Reconnaître la portée de cet héritage n'oblige pas à en taire les limites. La christologie « d'en bas » expose au risque de subordonner la confession de foi à l'état provisoire de la recherche historique. L'éthique planétaire peut faire craindre une dilution de la spécificité chrétienne. Et la tonalité parfois polémique de Küng, son inclination à présenter sa lecture comme la seule fidèle, ont pu nuire à la réception sereine de thèses qui méritaient mieux que l'anathème ou l'adhésion enthousiaste. Une appréciation juste ne le canonise pas davantage qu'elle ne le condamne : elle reçoit ses questions comme des questions, et les laisse travailler.
Conclusion : ce que Küng change pour réformer l'Église
Ce chapitre a montré que la singularité de Hans Küng tient à un geste unique, décliné sur tous les terrains : mesurer l'institution à sa source. L'Église est mesurée au peuple de Dieu et à la structure charismatique des origines ; le dogme de l'infaillibilité est mesuré à l'Écriture et à la conscience de l'Église ancienne ; la christologie est mesurée au Jésus historique ; l'histoire entière du catholicisme est mesurée à l'essence évangélique qui transcende ses visages successifs ; et les religions elles-mêmes sont mesurées à leur service de l'humanité. Partout, le même mouvement : remonter à ce dont l'Église se réclame pour juger ce qu'elle est devenue.
C'est en cela que l'œuvre de Küng touche au cœur de la thèse de ce livre. Réformer l'Église selon ses propres critères, ce n'est pas la conformer à l'air du temps ; c'est la confronter à ses sources historiques et théologiques pour discerner ce qui, en elle, demeure fidèle au message de Jésus et ce qui s'en est éloigné. Küng a fourni à ce projet à la fois une méthode — la critique par le retour aux sources — et un répertoire d'objets — l'infaillibilité, le célibat, le ministère des femmes, le centralisme romain — qui restent les enjeux vivants de toute réforme. Que l'institution l'ait sanctionné sans pouvoir l'exclure indique que sa question n'a pas été tranchée mais seulement ajournée. La légitimité d'une réforme, suggère-t-il, ne se mesure pas à sa conformité au pouvoir en place, mais à sa fidélité à la cause originelle.
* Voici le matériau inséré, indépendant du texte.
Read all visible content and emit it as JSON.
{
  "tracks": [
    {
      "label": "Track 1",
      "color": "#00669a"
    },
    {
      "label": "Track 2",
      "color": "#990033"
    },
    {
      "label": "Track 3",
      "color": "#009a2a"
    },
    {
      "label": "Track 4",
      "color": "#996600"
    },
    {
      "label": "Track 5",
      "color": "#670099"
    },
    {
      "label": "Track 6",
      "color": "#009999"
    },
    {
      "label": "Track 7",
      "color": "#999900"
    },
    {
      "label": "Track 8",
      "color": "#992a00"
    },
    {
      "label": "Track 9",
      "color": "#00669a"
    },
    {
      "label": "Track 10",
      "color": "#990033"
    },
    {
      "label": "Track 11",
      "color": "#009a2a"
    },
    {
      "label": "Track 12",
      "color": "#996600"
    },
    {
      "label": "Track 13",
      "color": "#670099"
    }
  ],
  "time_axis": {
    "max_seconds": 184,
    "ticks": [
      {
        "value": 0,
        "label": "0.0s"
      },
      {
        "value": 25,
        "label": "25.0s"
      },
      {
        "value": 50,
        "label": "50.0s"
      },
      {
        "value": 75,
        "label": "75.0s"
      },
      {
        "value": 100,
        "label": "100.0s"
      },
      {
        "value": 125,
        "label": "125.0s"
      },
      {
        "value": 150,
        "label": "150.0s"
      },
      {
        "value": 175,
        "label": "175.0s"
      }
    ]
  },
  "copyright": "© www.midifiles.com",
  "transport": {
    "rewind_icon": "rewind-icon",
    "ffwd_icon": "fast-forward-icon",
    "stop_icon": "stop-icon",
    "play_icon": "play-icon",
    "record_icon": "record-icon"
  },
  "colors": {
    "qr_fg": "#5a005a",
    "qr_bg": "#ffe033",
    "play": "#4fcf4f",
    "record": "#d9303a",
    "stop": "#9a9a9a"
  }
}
Reste alors une question que Küng a posée sans la résoudre : par quelles structures concrètes l'Église pourrait-elle redevenir cette communauté co-responsable qu'il appelait de ses vœux ? La critique théologique indique la direction ; elle ne dessine pas l'institution. C'est précisément ce passage de la critique aux formes que tente le pontificat de François, en faisant de la synodalité — « marcher ensemble » — non plus seulement un principe ecclésiologique, mais un processus de gouvernement. Le chapitre suivant examinera dans quelle mesure cette synodalité réalise, dévoie ou dépasse l'intuition que Küng avait formulée une génération plus tôt.
Sources principales utilisées dans ce chapitre : Hans Küng, Structures de l'Église (1962) ; Hans Küng, L'Église (1967) ; Hans Küng, Infaillible ? Une interpellation (1970) ; Hans Küng, Être chrétien (1974) ; Hans Küng, Le christianisme. Essence et histoire (1994) ; Hans Küng, L'Église catholique. Une histoire (2001) ; Hans Küng, Projet d'éthique planétaire (1990) ; Déclaration vers une éthique planétaire, Parlement des religions du monde, Chicago (1993) ; Léon-Joseph Suenens, La co-responsabilité dans l'Église d'aujourd'hui (1968) ; Concile Vatican I, Pastor Aeternus (1870) ; Concile Vatican II, Lumen Gentium (1964).